Depuis l'avènement au pouvoir du gouvernement Lesage, le Devoir me fait penser à un vétéran qui ne saurait plus très bien à quoi s'employer maintenant que la guerre est finie. Tant que le «duplessisme» a régné, le Devoir s'est avéré la principale et souvent la seule force d'opposition efficace. Tous les jeunes qui s'éveillaient à la chose publique et qui refusaient l'imposture, la démagogie et l'immoralité politique joignaient les rangs des lecteurs du Devoir. Des hommes comme Gérard Filion, André Laurendeau, Pierre Vigeant et Pierre Laporte prenaient figure de généraux: toujours sur la brèche, ils voyaient venir les problèmes, trouvaient des solutions et montraient le chemin à suivre. Psychologiquement, on «suivait le Devoir» qui se tenait à l'avant-garde dans tous les domaines.

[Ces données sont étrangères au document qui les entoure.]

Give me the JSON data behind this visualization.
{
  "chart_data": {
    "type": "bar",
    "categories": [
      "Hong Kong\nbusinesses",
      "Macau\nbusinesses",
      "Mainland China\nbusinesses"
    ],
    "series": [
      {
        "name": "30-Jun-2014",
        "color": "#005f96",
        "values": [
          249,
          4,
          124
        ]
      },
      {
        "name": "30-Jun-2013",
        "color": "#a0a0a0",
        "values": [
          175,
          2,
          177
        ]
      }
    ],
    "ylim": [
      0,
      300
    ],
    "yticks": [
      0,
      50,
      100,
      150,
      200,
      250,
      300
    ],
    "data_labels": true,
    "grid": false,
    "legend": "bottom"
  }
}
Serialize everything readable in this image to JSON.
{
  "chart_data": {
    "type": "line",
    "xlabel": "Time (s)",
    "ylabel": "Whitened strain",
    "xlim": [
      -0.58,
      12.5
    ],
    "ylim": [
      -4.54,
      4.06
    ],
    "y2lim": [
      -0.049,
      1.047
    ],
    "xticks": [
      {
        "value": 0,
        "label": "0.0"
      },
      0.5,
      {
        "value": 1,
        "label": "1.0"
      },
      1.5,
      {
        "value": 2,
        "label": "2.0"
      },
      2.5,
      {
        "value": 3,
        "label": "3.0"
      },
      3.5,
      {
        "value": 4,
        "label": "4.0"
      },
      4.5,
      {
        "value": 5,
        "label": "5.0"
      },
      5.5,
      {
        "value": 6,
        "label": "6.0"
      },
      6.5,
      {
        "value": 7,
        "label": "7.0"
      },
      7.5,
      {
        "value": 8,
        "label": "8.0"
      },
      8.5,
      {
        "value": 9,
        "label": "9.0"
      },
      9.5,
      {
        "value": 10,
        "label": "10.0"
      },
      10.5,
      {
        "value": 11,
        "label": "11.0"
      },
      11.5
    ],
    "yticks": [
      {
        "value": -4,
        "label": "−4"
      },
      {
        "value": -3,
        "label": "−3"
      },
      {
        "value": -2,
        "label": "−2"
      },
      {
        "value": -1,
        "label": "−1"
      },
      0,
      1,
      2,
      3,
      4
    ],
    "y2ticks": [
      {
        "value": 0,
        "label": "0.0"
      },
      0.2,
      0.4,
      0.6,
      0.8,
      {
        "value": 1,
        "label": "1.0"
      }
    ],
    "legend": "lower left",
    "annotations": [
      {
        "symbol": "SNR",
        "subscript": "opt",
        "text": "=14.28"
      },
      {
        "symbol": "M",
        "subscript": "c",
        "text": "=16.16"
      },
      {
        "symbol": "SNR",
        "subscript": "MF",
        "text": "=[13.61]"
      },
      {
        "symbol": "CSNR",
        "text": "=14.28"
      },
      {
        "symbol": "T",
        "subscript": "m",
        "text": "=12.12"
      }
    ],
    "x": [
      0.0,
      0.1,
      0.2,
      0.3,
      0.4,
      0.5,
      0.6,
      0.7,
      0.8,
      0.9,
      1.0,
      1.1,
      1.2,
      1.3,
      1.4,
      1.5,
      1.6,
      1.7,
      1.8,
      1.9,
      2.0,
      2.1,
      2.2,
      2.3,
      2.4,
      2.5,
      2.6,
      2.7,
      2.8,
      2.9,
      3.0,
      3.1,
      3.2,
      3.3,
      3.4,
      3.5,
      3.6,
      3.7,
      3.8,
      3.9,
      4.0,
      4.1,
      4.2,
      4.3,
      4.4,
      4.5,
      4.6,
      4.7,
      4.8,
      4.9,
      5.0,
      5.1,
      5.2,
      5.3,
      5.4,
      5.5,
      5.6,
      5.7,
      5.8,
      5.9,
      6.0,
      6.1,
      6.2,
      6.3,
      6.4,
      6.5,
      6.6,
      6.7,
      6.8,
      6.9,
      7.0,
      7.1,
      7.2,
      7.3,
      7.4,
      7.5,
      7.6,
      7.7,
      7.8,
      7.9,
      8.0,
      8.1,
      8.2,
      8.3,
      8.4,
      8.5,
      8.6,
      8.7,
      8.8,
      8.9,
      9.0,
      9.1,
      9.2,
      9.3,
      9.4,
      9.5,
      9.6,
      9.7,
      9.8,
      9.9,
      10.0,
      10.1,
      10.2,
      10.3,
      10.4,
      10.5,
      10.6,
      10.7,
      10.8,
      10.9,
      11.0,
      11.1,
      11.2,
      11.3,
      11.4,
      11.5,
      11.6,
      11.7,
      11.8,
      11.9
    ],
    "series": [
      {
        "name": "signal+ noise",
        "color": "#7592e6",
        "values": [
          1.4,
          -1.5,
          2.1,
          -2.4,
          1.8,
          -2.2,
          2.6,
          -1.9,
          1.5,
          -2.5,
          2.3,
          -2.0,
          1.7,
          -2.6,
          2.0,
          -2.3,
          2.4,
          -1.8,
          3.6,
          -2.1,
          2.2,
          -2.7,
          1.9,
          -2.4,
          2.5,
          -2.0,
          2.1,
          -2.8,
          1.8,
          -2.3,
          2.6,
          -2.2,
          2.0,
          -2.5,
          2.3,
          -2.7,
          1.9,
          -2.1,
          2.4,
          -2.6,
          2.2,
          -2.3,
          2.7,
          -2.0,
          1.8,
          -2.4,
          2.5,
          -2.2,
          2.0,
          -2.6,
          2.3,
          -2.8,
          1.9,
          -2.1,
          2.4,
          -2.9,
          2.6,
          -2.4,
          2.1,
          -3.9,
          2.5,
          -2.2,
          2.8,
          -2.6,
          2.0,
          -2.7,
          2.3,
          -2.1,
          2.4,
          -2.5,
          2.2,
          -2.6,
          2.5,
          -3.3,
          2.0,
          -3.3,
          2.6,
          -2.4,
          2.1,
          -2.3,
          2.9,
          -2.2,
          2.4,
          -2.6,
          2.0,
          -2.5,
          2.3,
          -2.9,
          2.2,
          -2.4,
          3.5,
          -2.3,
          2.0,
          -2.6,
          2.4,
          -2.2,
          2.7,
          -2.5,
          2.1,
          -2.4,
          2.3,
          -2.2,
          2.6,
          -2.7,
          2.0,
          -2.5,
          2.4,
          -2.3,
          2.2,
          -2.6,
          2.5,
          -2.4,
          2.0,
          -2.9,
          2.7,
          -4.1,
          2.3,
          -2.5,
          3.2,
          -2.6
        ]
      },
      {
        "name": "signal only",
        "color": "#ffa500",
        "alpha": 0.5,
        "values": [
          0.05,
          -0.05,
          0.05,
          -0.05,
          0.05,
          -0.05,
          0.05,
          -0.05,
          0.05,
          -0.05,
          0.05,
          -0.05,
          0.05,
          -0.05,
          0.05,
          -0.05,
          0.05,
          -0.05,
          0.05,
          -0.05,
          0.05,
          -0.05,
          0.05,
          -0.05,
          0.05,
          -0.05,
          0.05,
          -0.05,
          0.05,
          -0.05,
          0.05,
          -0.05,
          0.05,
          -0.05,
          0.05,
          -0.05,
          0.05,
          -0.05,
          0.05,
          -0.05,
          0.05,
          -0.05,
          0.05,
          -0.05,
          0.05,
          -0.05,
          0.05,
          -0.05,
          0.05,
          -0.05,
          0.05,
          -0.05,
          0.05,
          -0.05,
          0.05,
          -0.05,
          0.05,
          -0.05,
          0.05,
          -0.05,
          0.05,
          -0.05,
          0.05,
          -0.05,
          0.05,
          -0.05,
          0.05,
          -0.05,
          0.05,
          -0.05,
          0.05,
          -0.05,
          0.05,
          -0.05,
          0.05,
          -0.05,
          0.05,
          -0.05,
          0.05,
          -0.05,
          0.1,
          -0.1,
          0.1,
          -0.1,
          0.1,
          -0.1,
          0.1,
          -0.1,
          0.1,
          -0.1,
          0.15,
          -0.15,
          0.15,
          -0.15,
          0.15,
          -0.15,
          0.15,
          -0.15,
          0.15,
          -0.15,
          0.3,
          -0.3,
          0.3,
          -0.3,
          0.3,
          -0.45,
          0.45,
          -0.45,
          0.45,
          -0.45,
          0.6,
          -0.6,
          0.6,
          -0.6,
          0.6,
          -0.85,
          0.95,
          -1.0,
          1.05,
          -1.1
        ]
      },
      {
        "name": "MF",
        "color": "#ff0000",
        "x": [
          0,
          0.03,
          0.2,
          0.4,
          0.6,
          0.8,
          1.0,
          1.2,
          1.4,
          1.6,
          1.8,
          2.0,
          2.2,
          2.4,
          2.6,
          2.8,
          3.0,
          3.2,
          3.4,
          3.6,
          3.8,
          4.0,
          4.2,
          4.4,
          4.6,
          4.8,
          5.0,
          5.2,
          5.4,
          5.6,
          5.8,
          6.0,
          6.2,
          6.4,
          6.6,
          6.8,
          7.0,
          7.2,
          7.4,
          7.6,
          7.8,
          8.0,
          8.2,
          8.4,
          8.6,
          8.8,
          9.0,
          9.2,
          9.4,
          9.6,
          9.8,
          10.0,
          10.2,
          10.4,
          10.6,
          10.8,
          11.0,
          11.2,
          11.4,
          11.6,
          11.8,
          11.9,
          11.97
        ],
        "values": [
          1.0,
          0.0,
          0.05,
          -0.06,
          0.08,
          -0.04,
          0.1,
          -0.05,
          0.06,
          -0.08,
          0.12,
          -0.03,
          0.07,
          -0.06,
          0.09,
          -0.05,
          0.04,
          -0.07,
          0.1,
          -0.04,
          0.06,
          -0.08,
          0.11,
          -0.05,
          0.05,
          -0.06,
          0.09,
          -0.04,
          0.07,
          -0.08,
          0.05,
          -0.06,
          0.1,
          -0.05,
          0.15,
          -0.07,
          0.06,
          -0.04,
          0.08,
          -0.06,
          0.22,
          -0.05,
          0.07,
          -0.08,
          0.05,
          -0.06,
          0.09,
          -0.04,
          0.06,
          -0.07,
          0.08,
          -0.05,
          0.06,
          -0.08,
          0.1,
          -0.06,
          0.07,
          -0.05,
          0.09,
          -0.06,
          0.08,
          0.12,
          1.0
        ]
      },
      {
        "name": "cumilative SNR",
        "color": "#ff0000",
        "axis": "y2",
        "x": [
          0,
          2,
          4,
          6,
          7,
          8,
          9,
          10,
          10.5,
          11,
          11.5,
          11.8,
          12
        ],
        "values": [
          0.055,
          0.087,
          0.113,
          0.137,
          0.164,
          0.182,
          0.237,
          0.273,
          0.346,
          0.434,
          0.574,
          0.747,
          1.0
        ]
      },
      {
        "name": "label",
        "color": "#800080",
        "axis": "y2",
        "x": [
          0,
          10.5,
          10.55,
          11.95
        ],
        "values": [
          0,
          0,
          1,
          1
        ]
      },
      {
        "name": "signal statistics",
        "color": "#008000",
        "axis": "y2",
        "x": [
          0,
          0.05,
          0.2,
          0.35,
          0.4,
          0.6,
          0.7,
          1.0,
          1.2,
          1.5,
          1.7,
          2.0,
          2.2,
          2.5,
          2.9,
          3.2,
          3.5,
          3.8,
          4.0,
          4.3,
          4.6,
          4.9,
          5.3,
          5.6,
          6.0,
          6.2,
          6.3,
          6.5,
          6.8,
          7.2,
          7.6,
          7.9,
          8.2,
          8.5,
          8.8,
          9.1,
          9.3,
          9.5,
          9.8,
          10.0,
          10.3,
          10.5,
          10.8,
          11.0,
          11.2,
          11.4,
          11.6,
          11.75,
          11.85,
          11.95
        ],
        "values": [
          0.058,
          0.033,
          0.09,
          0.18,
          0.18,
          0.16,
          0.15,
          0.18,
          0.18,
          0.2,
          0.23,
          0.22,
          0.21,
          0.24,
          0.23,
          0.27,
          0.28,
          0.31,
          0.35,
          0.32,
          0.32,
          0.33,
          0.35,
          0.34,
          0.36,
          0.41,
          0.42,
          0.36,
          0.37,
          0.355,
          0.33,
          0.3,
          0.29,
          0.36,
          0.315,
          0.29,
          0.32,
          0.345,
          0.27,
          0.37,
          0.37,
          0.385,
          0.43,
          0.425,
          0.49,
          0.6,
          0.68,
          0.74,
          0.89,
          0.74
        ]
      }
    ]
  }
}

Aujourd'hui, on a l'impression que le Devoir a de la difficulté à suivre ceux qu'il guidait alors. Lors de la dernière journée des lecteurs du journal, à Montréal, André Laurendeau reconnaissait lui-même cet état de choses et l'expliquait en partie par la complexité des nouveaux problèmes qui se posent et par une équipe de rédaction décimée depuis deux ans. C'est un fait que le départ de Filion, Vigeant, Laporte, Brown, Bourret, Léger crée un vide immense que l'engagement de Claude Ryan ne saurait combler.

Plusieurs autres explications pourraient être apportées: difficulté pour certains journalistes de regarder le gouvernement actuel avec un oeil critique et de ne pas se satisfaire de la situation présente ; inhabileté à comprendre les exigences d'une nouvelle génération qui a pris le nationalisme au sérieux et veut aller au bout de ses convictions, refus de s'engager dans un nouveau combat décisif pour le Québec, celui de l'indépendance. (Qu'on remarque bien que je ne demande pas au Devoir de s'engager pour l'indépendance, mais simplement de s'engager clairement, pour ou contre).

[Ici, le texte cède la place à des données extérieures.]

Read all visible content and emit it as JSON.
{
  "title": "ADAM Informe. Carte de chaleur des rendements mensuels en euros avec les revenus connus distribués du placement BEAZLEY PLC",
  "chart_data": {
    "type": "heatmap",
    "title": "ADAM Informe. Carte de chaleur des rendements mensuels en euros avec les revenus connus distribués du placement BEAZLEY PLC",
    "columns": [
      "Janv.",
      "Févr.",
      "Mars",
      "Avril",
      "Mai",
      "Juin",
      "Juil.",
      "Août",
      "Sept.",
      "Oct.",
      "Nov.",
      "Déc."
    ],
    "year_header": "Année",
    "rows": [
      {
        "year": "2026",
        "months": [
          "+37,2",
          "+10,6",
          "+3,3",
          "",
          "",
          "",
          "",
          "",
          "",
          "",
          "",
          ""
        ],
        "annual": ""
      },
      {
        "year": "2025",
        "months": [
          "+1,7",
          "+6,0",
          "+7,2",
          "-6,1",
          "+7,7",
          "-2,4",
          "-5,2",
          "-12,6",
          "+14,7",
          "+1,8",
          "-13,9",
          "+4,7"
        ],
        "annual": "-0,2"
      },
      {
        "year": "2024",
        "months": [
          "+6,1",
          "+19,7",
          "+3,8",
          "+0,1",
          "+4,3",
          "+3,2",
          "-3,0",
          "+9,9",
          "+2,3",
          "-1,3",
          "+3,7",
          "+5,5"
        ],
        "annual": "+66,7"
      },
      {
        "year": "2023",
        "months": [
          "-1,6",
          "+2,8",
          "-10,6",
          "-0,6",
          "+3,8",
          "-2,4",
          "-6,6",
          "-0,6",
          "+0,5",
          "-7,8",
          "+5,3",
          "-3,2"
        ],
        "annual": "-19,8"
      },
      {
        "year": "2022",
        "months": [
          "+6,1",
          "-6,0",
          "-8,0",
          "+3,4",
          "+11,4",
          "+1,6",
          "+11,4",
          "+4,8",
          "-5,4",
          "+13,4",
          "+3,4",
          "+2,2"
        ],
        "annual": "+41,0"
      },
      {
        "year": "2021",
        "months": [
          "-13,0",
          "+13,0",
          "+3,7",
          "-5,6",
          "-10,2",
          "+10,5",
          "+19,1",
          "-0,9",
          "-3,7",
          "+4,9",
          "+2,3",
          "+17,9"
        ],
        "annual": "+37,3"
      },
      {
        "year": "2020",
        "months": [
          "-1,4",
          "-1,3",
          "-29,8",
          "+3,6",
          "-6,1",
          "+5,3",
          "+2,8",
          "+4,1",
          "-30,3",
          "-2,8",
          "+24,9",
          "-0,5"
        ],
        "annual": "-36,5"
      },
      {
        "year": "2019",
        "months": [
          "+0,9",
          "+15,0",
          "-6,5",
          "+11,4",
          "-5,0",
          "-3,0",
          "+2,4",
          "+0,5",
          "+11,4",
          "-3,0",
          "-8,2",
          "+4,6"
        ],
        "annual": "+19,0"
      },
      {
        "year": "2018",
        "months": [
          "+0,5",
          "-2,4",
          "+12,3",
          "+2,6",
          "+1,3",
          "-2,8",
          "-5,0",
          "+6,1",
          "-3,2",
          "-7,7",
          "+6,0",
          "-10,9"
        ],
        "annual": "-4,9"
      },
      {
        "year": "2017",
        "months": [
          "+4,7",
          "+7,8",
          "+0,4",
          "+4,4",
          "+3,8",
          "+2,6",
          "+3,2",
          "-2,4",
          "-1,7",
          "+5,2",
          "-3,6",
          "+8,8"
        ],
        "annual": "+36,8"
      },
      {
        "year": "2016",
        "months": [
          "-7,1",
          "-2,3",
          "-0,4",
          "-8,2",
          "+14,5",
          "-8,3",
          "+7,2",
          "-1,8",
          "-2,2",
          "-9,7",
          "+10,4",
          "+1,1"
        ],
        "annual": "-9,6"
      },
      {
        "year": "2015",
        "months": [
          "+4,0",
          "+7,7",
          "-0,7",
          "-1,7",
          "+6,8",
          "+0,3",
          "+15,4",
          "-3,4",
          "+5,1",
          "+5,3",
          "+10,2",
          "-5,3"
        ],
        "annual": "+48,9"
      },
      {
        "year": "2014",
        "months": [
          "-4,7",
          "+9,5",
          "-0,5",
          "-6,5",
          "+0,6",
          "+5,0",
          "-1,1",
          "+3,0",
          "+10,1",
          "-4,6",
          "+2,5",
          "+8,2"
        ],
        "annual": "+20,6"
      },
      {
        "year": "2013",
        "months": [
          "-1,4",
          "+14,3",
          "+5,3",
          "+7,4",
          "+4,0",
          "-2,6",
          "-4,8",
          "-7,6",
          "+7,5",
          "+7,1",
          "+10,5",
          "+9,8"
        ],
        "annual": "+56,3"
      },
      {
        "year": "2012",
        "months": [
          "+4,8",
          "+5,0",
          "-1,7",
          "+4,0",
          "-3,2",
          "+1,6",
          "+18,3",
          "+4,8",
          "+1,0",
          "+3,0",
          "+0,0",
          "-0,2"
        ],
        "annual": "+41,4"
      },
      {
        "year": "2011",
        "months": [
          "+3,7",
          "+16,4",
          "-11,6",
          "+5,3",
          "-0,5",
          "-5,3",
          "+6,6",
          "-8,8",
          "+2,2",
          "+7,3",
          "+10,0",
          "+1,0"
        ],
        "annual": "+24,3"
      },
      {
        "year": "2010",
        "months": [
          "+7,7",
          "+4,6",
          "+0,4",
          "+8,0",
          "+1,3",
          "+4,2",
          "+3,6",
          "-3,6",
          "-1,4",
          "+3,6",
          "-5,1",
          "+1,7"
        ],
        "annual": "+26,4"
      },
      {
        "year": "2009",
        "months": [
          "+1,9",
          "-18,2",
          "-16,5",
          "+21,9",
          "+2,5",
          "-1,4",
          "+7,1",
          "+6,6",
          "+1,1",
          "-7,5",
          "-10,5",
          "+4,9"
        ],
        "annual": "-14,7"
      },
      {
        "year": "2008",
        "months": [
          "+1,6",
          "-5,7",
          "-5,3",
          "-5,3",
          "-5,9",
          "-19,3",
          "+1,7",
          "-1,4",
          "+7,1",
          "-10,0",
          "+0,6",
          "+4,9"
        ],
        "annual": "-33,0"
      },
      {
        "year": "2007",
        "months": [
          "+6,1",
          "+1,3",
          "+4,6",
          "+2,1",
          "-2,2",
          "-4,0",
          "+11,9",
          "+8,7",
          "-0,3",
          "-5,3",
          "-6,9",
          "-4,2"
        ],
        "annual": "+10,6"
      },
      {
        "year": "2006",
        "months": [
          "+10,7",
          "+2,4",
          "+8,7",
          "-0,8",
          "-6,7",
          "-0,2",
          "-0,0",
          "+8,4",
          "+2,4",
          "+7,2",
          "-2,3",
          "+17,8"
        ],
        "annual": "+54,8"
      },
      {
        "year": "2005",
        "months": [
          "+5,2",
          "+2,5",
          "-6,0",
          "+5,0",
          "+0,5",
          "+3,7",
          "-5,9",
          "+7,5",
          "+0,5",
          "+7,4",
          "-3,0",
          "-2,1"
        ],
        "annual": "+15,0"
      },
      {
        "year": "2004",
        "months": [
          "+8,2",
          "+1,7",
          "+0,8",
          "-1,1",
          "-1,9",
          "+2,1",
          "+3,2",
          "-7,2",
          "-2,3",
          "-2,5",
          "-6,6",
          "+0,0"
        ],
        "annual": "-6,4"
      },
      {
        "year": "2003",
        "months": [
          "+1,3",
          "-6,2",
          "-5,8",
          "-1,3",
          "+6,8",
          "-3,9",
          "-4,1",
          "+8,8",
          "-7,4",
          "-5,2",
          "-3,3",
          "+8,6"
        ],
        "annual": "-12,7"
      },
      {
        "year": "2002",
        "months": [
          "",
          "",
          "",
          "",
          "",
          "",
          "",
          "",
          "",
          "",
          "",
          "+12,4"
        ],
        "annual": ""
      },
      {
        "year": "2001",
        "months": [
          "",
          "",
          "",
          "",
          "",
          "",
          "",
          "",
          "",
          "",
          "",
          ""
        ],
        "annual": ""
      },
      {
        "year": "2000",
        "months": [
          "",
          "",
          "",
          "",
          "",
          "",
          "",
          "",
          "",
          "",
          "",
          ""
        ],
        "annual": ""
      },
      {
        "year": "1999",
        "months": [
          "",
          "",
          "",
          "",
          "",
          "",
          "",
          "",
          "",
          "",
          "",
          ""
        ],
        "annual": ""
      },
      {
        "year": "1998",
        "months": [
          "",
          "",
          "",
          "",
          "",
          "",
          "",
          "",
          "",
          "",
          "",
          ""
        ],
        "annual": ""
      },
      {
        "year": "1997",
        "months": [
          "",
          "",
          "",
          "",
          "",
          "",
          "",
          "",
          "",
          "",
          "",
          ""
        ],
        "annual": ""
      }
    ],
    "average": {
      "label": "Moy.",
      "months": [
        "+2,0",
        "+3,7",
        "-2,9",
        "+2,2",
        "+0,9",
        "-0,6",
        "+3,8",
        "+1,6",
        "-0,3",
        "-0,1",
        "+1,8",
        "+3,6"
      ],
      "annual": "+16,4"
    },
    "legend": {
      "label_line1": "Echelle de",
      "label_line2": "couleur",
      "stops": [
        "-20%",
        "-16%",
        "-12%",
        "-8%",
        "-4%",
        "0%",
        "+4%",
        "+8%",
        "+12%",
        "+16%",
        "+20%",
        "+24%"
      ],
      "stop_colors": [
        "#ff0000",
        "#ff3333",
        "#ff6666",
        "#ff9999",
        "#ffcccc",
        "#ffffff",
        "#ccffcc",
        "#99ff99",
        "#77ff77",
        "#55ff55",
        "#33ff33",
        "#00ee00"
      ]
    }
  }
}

Toutes ces explications sont sous-jacentes à celles fournies par monsieur Laurendeau. Il ne fait pas de doute que le Devoir doit de toute urgence compléter ses cadres s'il veut redevenir autre chose qu'un journal d'information bien inférieur à La Presse. Mais c'est justement dans cette réorganisation interne que les autorités actuelles du journal doivent faire preuve de discernement et de réalisme.

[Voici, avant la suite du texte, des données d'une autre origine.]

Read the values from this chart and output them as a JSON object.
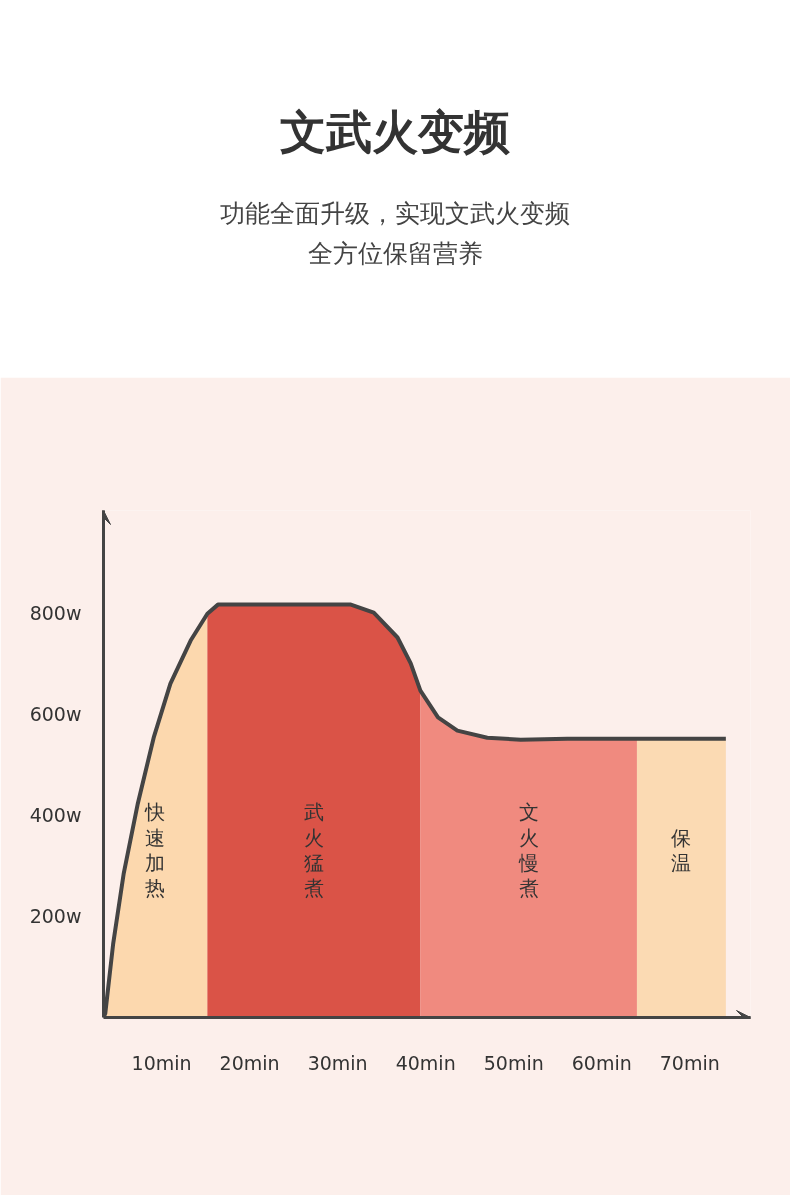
{
  "chart_data": {
    "type": "area",
    "title": "文武火变频",
    "subtitle": "功能全面升级，实现文武火变频全方位保留营养",
    "xlim": [
      3.4,
      76.9
    ],
    "ylim": [
      0,
      1002
    ],
    "xticks": [
      {
        "value": 10,
        "label": "10min"
      },
      {
        "value": 20,
        "label": "20min"
      },
      {
        "value": 30,
        "label": "30min"
      },
      {
        "value": 40,
        "label": "40min"
      },
      {
        "value": 50,
        "label": "50min"
      },
      {
        "value": 60,
        "label": "60min"
      },
      {
        "value": 70,
        "label": "70min"
      }
    ],
    "yticks": [
      {
        "value": 200,
        "label": "200w"
      },
      {
        "value": 400,
        "label": "400w"
      },
      {
        "value": 600,
        "label": "600w"
      },
      {
        "value": 800,
        "label": "800w"
      }
    ],
    "grid": false,
    "legend": false,
    "series": [
      {
        "name": "快速加热",
        "color": "#fcd6ab",
        "x": [
          3.4,
          3.6,
          4.5,
          5.7,
          7.3,
          9.1,
          11.0,
          13.3,
          15.2
        ],
        "values": [
          0,
          8,
          146,
          285,
          423,
          553,
          660,
          745,
          798
        ]
      },
      {
        "name": "武火猛煮",
        "color": "#d84a3e",
        "x": [
          15.2,
          16.4,
          31.5,
          34.1,
          36.8,
          38.3,
          39.4
        ],
        "values": [
          798,
          816,
          816,
          800,
          751,
          700,
          646
        ]
      },
      {
        "name": "文火慢煮",
        "color": "#ef8479",
        "x": [
          39.4,
          41.4,
          43.6,
          47.0,
          50.8,
          56.1,
          64.0
        ],
        "values": [
          646,
          593,
          567,
          553,
          549,
          551,
          551
        ]
      },
      {
        "name": "保温",
        "color": "#fbd8b0",
        "x": [
          64.0,
          74.1
        ],
        "values": [
          551,
          551
        ]
      },
      {
        "type": "line",
        "color": "#444444",
        "x": [
          3.4,
          3.6,
          4.5,
          5.7,
          7.3,
          9.1,
          11.0,
          13.3,
          15.2,
          16.4,
          31.5,
          34.1,
          36.8,
          38.3,
          39.4,
          41.4,
          43.6,
          47.0,
          50.8,
          56.1,
          64.0,
          74.1
        ],
        "values": [
          0,
          8,
          146,
          285,
          423,
          553,
          660,
          745,
          798,
          816,
          816,
          800,
          751,
          700,
          646,
          593,
          567,
          553,
          549,
          551,
          551,
          551
        ]
      }
    ]
  }
}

Pour redevenir l'organe de combat qu'il a déjà été, le Devoir doit pouvoir permettre à de nouveaux hommes d'apporter des jugements neufs sur de nouvelles idées. C'est à ce prix que le Devoir redeviendra le journal de l'élite qui monte. À défaut de reprendre vite la tête du peloton, le Devoir n'aura plus sa raison d'être et devra être remplacé. Après avoir été longtemps notre nourriture quotidienne, il est en passe de devenir un hors-d'oeuvre pour les beaux esprits.